NEW YORK — After Len Dawson made his debut as a host of HBO's "Inside the NFL" in 1978, he couldn't critique his work because his home city was not yet hooked up for cable TV.
"I live in Kansas City, Mo., and back then I never saw the finished product unless I called up friends in Kansas City, Kan., which did have HBO, and told them I was coming over to watch," Dawson recalled last week before taping the 30th-anniversary show of what has become a television staple for football fans. "It's certainly changed."
All of pro football has changed in those three decades, of course. But the easygoing style and a willingness to broach controversial subjects have remained constants on the program. Through cast changes and competition from all brands of media, the camaraderie of the hosts, the humorous banter and pointed analysis have made "Inside the NFL" appointment viewing not only for fans, but for players throughout the league.
"This show was so original when it began -- no one was doing anything close to what this show was -- and it still has the best of all worlds. Not only do we have previews of upcoming games, but all of this incredible footage from NFL Films," said Cris Collinsworth, who is now the host of the weekly program, along with Dan Marino, Cris Carter and Bob Costas.

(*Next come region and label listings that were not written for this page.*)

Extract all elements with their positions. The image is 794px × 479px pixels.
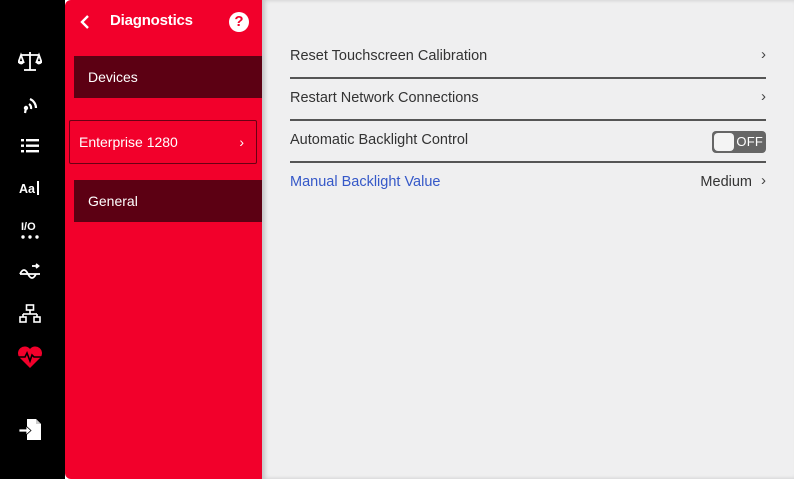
chevron-right-icon: › bbox=[761, 46, 766, 63]
scale-icon[interactable] bbox=[15, 47, 45, 75]
manual-backlight-row[interactable]: Manual Backlight Value Medium › bbox=[290, 163, 766, 205]
heart-pulse-icon[interactable] bbox=[15, 343, 45, 371]
restart-network-row[interactable]: Restart Network Connections › bbox=[290, 79, 766, 121]
export-file-icon[interactable] bbox=[15, 415, 45, 443]
row-label: Restart Network Connections bbox=[290, 90, 479, 106]
row-label: Reset Touchscreen Calibration bbox=[290, 48, 488, 64]
chevron-right-icon: › bbox=[239, 134, 244, 150]
backlight-value: Medium bbox=[700, 174, 752, 190]
back-button[interactable] bbox=[75, 10, 97, 34]
toggle-knob bbox=[714, 133, 734, 151]
nav-item-label: Enterprise 1280 bbox=[79, 134, 178, 150]
row-label: Manual Backlight Value bbox=[290, 174, 441, 190]
network-icon[interactable] bbox=[15, 300, 45, 328]
row-label: Automatic Backlight Control bbox=[290, 132, 469, 148]
auto-backlight-row: Automatic Backlight Control OFF bbox=[290, 121, 766, 163]
panel-header: Diagnostics ? bbox=[65, 0, 262, 44]
help-button[interactable]: ? bbox=[229, 12, 249, 32]
io-icon[interactable]: I/O bbox=[15, 216, 45, 244]
svg-text:I/O: I/O bbox=[21, 221, 36, 233]
reset-touchscreen-row[interactable]: Reset Touchscreen Calibration › bbox=[290, 37, 766, 79]
chevron-right-icon: › bbox=[761, 172, 766, 189]
signal-flow-icon[interactable] bbox=[15, 258, 45, 286]
text-size-icon[interactable]: Aa bbox=[15, 174, 45, 202]
nav-item-label: Devices bbox=[88, 69, 138, 85]
auto-backlight-toggle[interactable]: OFF bbox=[712, 131, 766, 153]
toggle-state-label: OFF bbox=[736, 134, 763, 149]
chevron-left-icon bbox=[80, 15, 89, 29]
navigation-panel: Diagnostics ? Devices Enterprise 1280 › … bbox=[65, 0, 262, 479]
chevron-right-icon: › bbox=[761, 88, 766, 105]
nav-item-general[interactable]: General bbox=[74, 180, 262, 222]
nav-item-label: General bbox=[88, 193, 138, 209]
app-window: Aa I/O Diagnostics ? Devices Enterprise … bbox=[0, 0, 794, 479]
nav-item-enterprise-1280[interactable]: Enterprise 1280 › bbox=[69, 120, 257, 164]
svg-text:Aa: Aa bbox=[19, 182, 36, 196]
settings-content: Reset Touchscreen Calibration › Restart … bbox=[262, 0, 794, 479]
signal-icon[interactable] bbox=[15, 90, 45, 118]
page-title: Diagnostics bbox=[110, 12, 193, 29]
nav-item-devices[interactable]: Devices bbox=[74, 56, 262, 98]
icon-rail: Aa I/O bbox=[0, 0, 65, 479]
list-icon[interactable] bbox=[15, 132, 45, 160]
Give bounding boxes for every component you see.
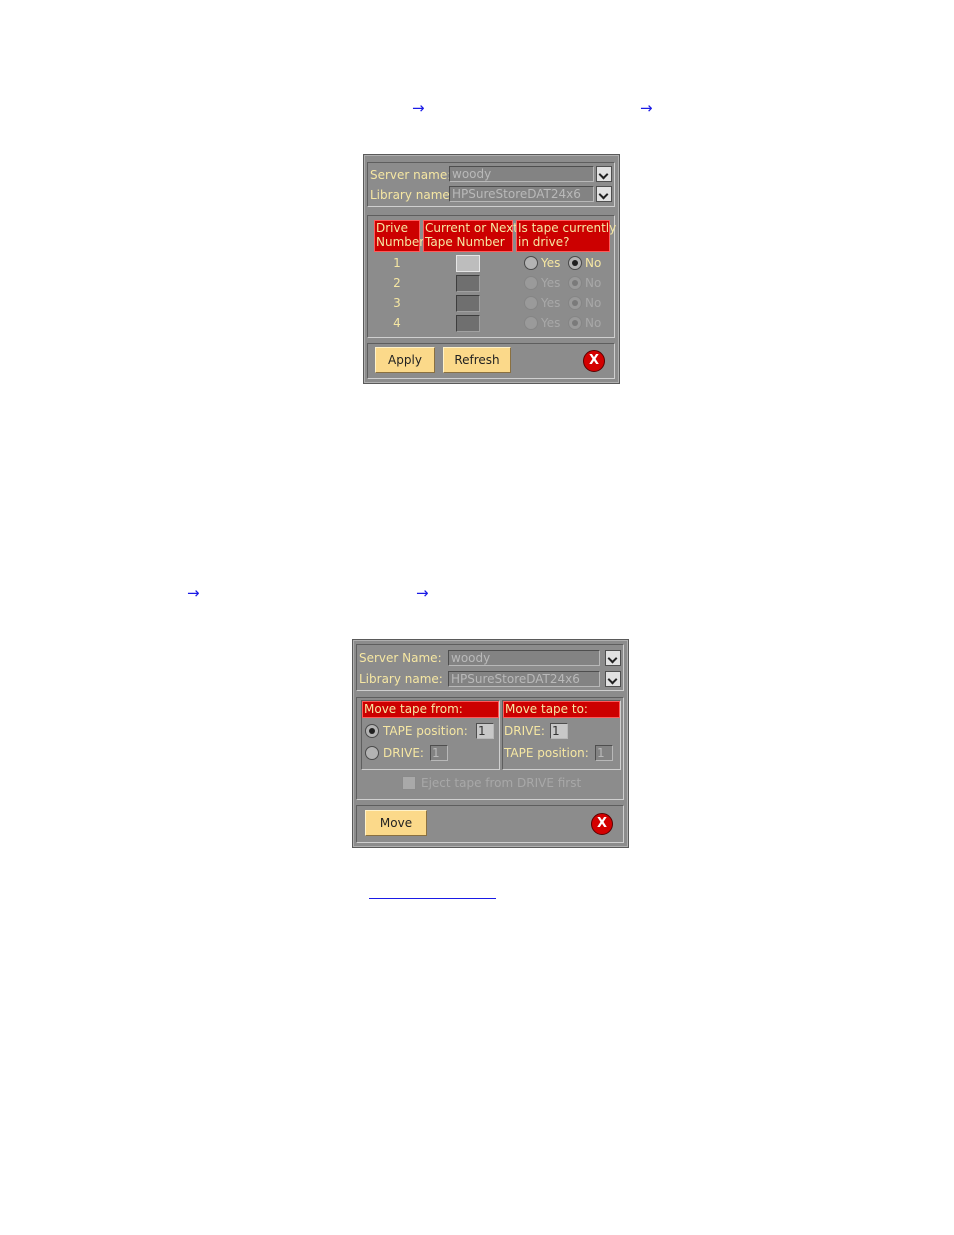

The show debuted in a studio in Philadelphia in 1977, with local announcer Al Meltzer and former Eagle Chuck Bednarik as hosts.
A year later, Nick Buoniconti came aboard. He and Dawson clicked immediately and became an institution on the show, lasting through the 2002 season. Before partnering in front of the cameras, they were quite familiar with each other on the field.
"Nick and I started in the AFL in 1962 and I kept saying to him I was the reason he became a starter in New England," Dawson said. "I had a heck of a game up in Boston and Nick wasn't the starter. The coach then said he needed a better middle linebacker and Nick got the job."